I'm trying to run H2O SW on Kubernetes using the steps in the documentation.
I launch a test SW app
$ bin/spark-submit \
--master k8s://$KUBERNETES_ENDPOINT \
--deploy-mode cluster \
--class ai.h2o.sparkling.InitTest \
--conf spark.scheduler.minRegisteredResourcesRatio=1 \
--conf spark.kubernetes.container.image=h2oai/sparkling-water-scala:3.32.0.2-1-2.4 \
--conf spark.executor.instances=3 \
local:///opt/sparkling-water/tests/initTest.jar
It seems that the UI Flow is running correctly as I can access it after doing
$ kubectl port-forward ai-h2o-sparkling-inittest-1606331533023-driver 54322:54322
When looking at the logs of the created SparklingWater pod I see the following
$ kubectl logs ai-h2o-sparkling-inittest-1606331533023-driver
20/11/25 19:14:14 INFO SignalUtils: Registered signal handler for INT
20/11/25 19:14:22 INFO Server: jetty-9.4.z-SNAPSHOT; built: 2018-06-05T18:24:03.829Z; git: d5fc0523cfa96bfebfbda19606cad384d772f04c; jvm 1.8.0_275-b01
20/11/25 19:14:23 INFO ContextHandler: Started a.h.o.e.j.s.ServletContextHandler@5af7a7{/,null,AVAILABLE}
20/11/25 19:14:23 INFO AbstractConnector: Started ServerConnector@63f4e498{HTTP/1.1,[http/1.1]}{0.0.0.0:54321}
20/11/25 19:14:23 INFO Server: Started @90939ms
20/11/25 19:14:23 INFO RestApiUtils: H2O node http://10.244.1.4:54321/3/Cloud successfully responded for the GET.

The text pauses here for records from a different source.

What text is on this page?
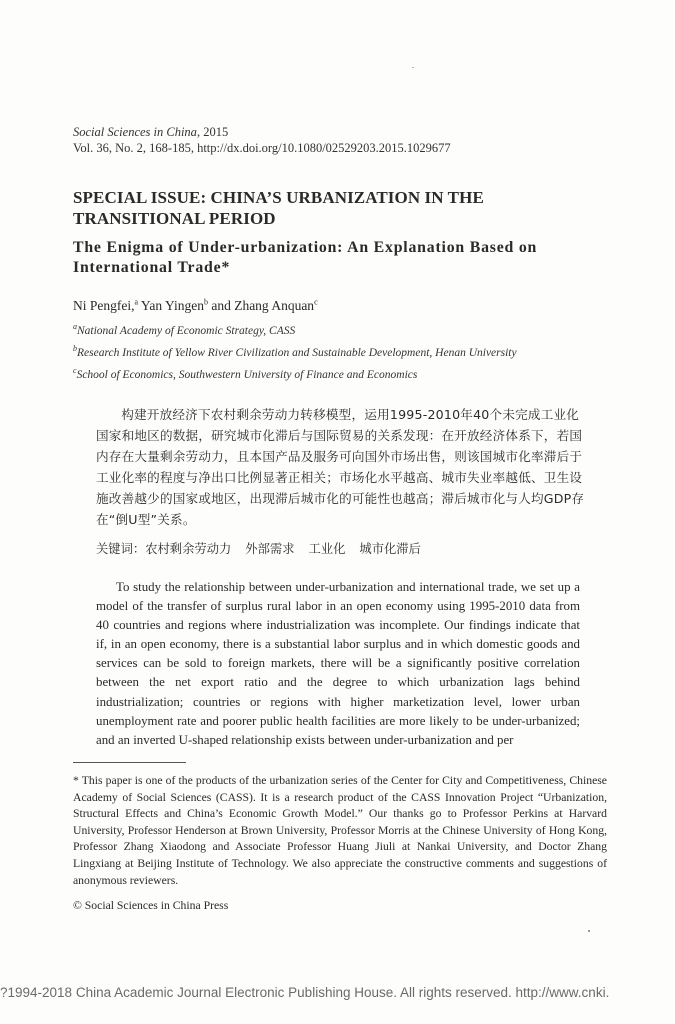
Social Sciences in China, 2015
Vol. 36, No. 2, 168-185, http://dx.doi.org/10.1080/02529203.2015.1029677
SPECIAL ISSUE: CHINA’S URBANIZATION IN THE TRANSITIONAL PERIOD
The Enigma of Under-urbanization: An Explanation Based on International Trade*
Ni Pengfei,$^a$ Yan Yingen$^b$ and Zhang Anquan$^c$
$^a$National Academy of Economic Strategy, CASS
$^b$Research Institute of Yellow River Civilization and Sustainable Development, Henan University
$^c$School of Economics, Southwestern University of Finance and Economics
构建开放经济下农村剩余劳动力转移模型，运用1995-2010年40个未完成工业化国家和地区的数据，研究城市化滞后与国际贸易的关系发现：在开放经济体系下，若国内存在大量剩余劳动力，且本国产品及服务可向国外市场出售，则该国城市化率滞后于工业化率的程度与净出口比例显著正相关；市场化水平越高、城市失业率越低、卫生设施改善越少的国家或地区，出现滞后城市化的可能性也越高；滞后城市化与人均GDP存在“倒U型”关系。
关键词：农村剩余劳动力 外部需求 工业化 城市化滞后
To study the relationship between under-urbanization and international trade, we set up a model of the transfer of surplus rural labor in an open economy using 1995-2010 data from 40 countries and regions where industrialization was incomplete. Our findings indicate that if, in an open economy, there is a substantial labor surplus and in which domestic goods and services can be sold to foreign markets, there will be a significantly positive correlation between the net export ratio and the degree to which urbanization lags behind industrialization; countries or regions with higher marketization level, lower urban unemployment rate and poorer public health facilities are more likely to be under-urbanized; and an inverted U-shaped relationship exists between under-urbanization and per
* This paper is one of the products of the urbanization series of the Center for City and Competitiveness, Chinese Academy of Social Sciences (CASS). It is a research product of the CASS Innovation Project “Urbanization, Structural Effects and China’s Economic Growth Model.” Our thanks go to Professor Perkins at Harvard University, Professor Henderson at Brown University, Professor Morris at the Chinese University of Hong Kong, Professor Zhang Xiaodong and Associate Professor Huang Jiuli at Nankai University, and Doctor Zhang Lingxiang at Beijing Institute of Technology. We also appreciate the constructive comments and suggestions of anonymous reviewers.
© Social Sciences in China Press
?1994-2018 China Academic Journal Electronic Publishing House. All rights reserved. http://www.cnki.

20/11/25 19:14:23 INFO H2OContext: Sparkling Water 3.32.0.2-1-2.4 started, status of context:
Sparkling Water Context:
* Sparkling Water Version: 3.32.0.2-1-2.4
* H2O name: root
* cluster size: 2
* list of used nodes:
(executorId, host, port)
------------------------
(0,10.244.1.4,54321)
(1,10.244.0.10,54321)
------------------------
Open H2O Flow in browser: http://ai-h2o-sparkling-inittest-1606331533023-driver-svc.default.svc:54321 (CMD + click in Mac OSX)
Exception in thread "main" java.lang.RuntimeException: H2O cluster should be of size 3 but is 2
at ai.h2o.sparkling.InitTest$.main(InitTest.scala:34)
at ai.h2o.sparkling.InitTest.main(InitTest.scala)
at sun.reflect.NativeMethodAccessorImpl.invoke0(Native Method)
at sun.reflect.NativeMethodAccessorImpl.invoke(NativeMethodAccessorImpl.java:62)
at sun.reflect.DelegatingMethodAccessorImpl.invoke(DelegatingMethodAccessorImpl.java:43)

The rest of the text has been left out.